2024 gelangt eine grosszügige Schenkung an Grafiken von Klaus Lutz in die Sammlung des Aargauer Kunsthauses. Diese ergänzt den fotografischen, filmischen und grafischen Bestand. Schenkgeber ist der Verein für die Erhaltung des Werks von Klaus Lutz, der sich nach dem Tod des Künstlers durch den Zusammenschluss von Freundinnen und Freunden des Künstlers gebildet hatte. Das grafische Konvolut besteht neben ausgewählten Einzelblättern aus Kartonschubern mit mehrteiligen, in verschiedenen Formaten gefassten, meist zu Leporellos gefalteten Druckgrafiken. Als Techniken kommen meist die Kaltnadel und der Kupferstich zum Einsatz. Viele der Drucksuiten entstehen zwischen 1978 und 1984, während eines durch die Stadt Zürich ermöglichten Atelieraufenhalts in Genua.

Mehrere der Leporellos verfügen über ein schmales, längliches Format. Die Streifen der verschiedenen Arbeiten werden dabei unterschiedlich segmentiert: Während etwa in «Icaro poema pittografico sequenza I» pro Streifen nur eine Platte verwendet wird, sind die Einzelblätter in «Transit 1» (1983) oder «Quadretti I»(1980) – wie es der Titel letzterer Arbeit betont – in mehrere Rechtecke oder Quadrate unterteilt. Diese Bilderreihen mögen an gezeichnete Drehbücher oder an analoge Filmstreifen erinnern. Stilistisch unterscheiden sich die Werke insofern voneinander, dass es manchmal die konstruierende, dunkle Linie ist, welche auf hellem Grund dominiert, während andernorts eine ornamentale, schraffierende, farblich variierende Flächengestaltung stattfindet. Dennoch kristallisiert sich in der Gesamtzusammenschau ein sehr eigenständiges Motivvokabular heraus. Dieses besteht mitunter aus den für Lutz markanten Strichmännchen sowie Tieren und Gesichtern, die auf ihre markanten Merkmale und Umrisse reduziert werden. Diese figurativen Schemen verorten und schälen sich aus Landschaften und Räumen heraus, die sich durch skizzenhafte Topografien, Architekturen und Möblierungen auszeichnen. Bei näherem Hinsehen mag sich ein Hügel zuweilen zur Profilansicht eines Gesichts verkehren oder ein Gitterornament im Vergleich mit dem Nachbarsbild, auf dem ein Haus zu erkennen ist, als die herangezoomte Struktur eines Ziegeldachs entschlüsseln lassen.
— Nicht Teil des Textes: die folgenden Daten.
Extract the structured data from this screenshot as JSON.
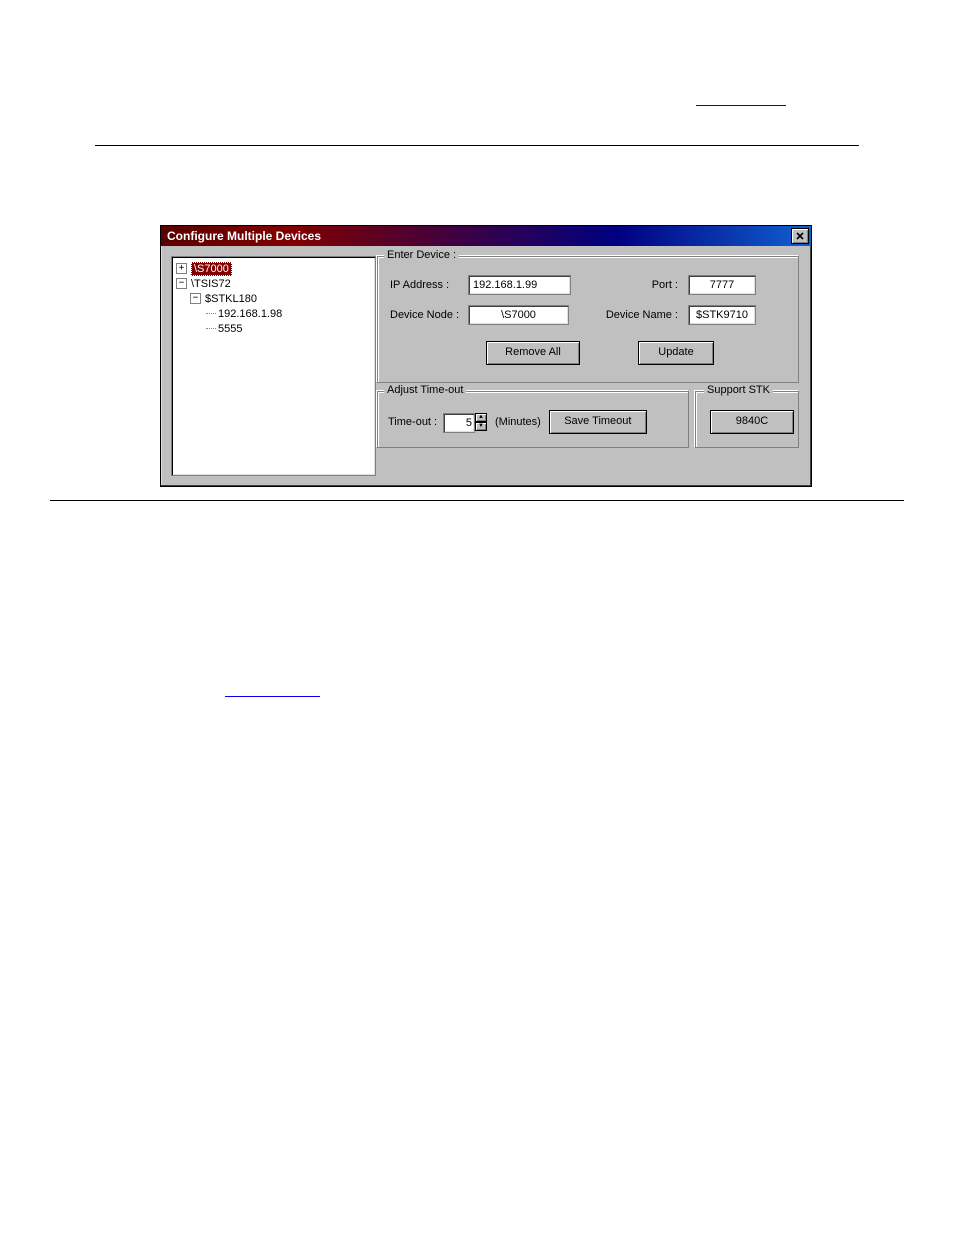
{
  "dialog": {
    "title": "Configure Multiple Devices"
  },
  "tree": {
    "n0": "\\S7000",
    "n1": "\\TSIS72",
    "n2": "$STKL180",
    "n3": "192.168.1.98",
    "n4": "5555"
  },
  "enter_device": {
    "legend": "Enter Device :",
    "ip_label": "IP Address :",
    "ip_value": "192.168.1.99",
    "port_label": "Port :",
    "port_value": "7777",
    "node_label": "Device Node :",
    "node_value": "\\S7000",
    "name_label": "Device Name :",
    "name_value": "$STK9710",
    "remove_all": "Remove All",
    "update": "Update"
  },
  "timeout": {
    "legend": "Adjust Time-out",
    "label": "Time-out :",
    "value": "5",
    "units": "(Minutes)",
    "save": "Save Timeout"
  },
  "stk": {
    "legend": "Support STK",
    "btn": "9840C"
  }
}
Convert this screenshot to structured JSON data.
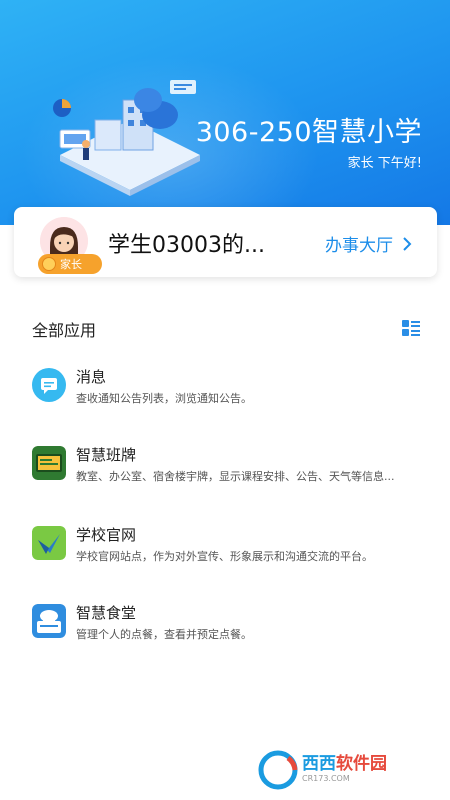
{
  "header": {
    "school_name": "306-250智慧小学",
    "greeting": "家长 下午好!"
  },
  "profile": {
    "role_badge": "家长",
    "student_name": "学生03003的...",
    "service_link": "办事大厅"
  },
  "apps_section": {
    "title": "全部应用",
    "items": [
      {
        "name": "消息",
        "desc": "查收通知公告列表，浏览通知公告。",
        "icon": "message-icon",
        "color": "#36b9f0"
      },
      {
        "name": "智慧班牌",
        "desc": "教室、办公室、宿舍楼宇牌，显示课程安排、公告、天气等信息...",
        "icon": "class-board-icon",
        "color": "#3a8f3c"
      },
      {
        "name": "学校官网",
        "desc": "学校官网站点，作为对外宣传、形象展示和沟通交流的平台。",
        "icon": "school-website-icon",
        "color": "#6cbf3a"
      },
      {
        "name": "智慧食堂",
        "desc": "管理个人的点餐，查看并预定点餐。",
        "icon": "canteen-icon",
        "color": "#2f8ddf"
      }
    ]
  },
  "watermark": {
    "main_blue": "西西",
    "main_red": "软件园",
    "sub": "CR173.COM"
  }
}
Lutz schafft mit seinen Miniaturbildern kleine Bildergeschichten: Diese bewegen sich zwischen figürlicher Gegenständlichkeit und konstruktivistischer Abstraktion – wobei durch letztere stilistische Anlehnungen an die russische Avantgarde oder den Bauhausstil erkennbar werden. Durch ihre Zeichenhaftigkeit bleiben die Erzählungen rätselhaft, uneindeutig und assoziativ. Diese Rätselhaftigkeit bleibt teilweise sogar in Arbeiten bestehen, die sich dezidiert als Illustrationen erzählter Sprache ausweisen. So beinhaltet die Schenkung gleich mehrere «Bilderbücher» wie ««Katzentheater» (nach Robert Walser) Ein Schlafzimmer» (1976) oder ««nebenbei schrieb ich im Industriequartier Gedichte» (Robert Walser), Nr. 6» » (1987), mit denen Lutz auf die Romane und Gedichte des von ihm verehrten Schweizer Autor Robert Walser (1878–1956) referenziert.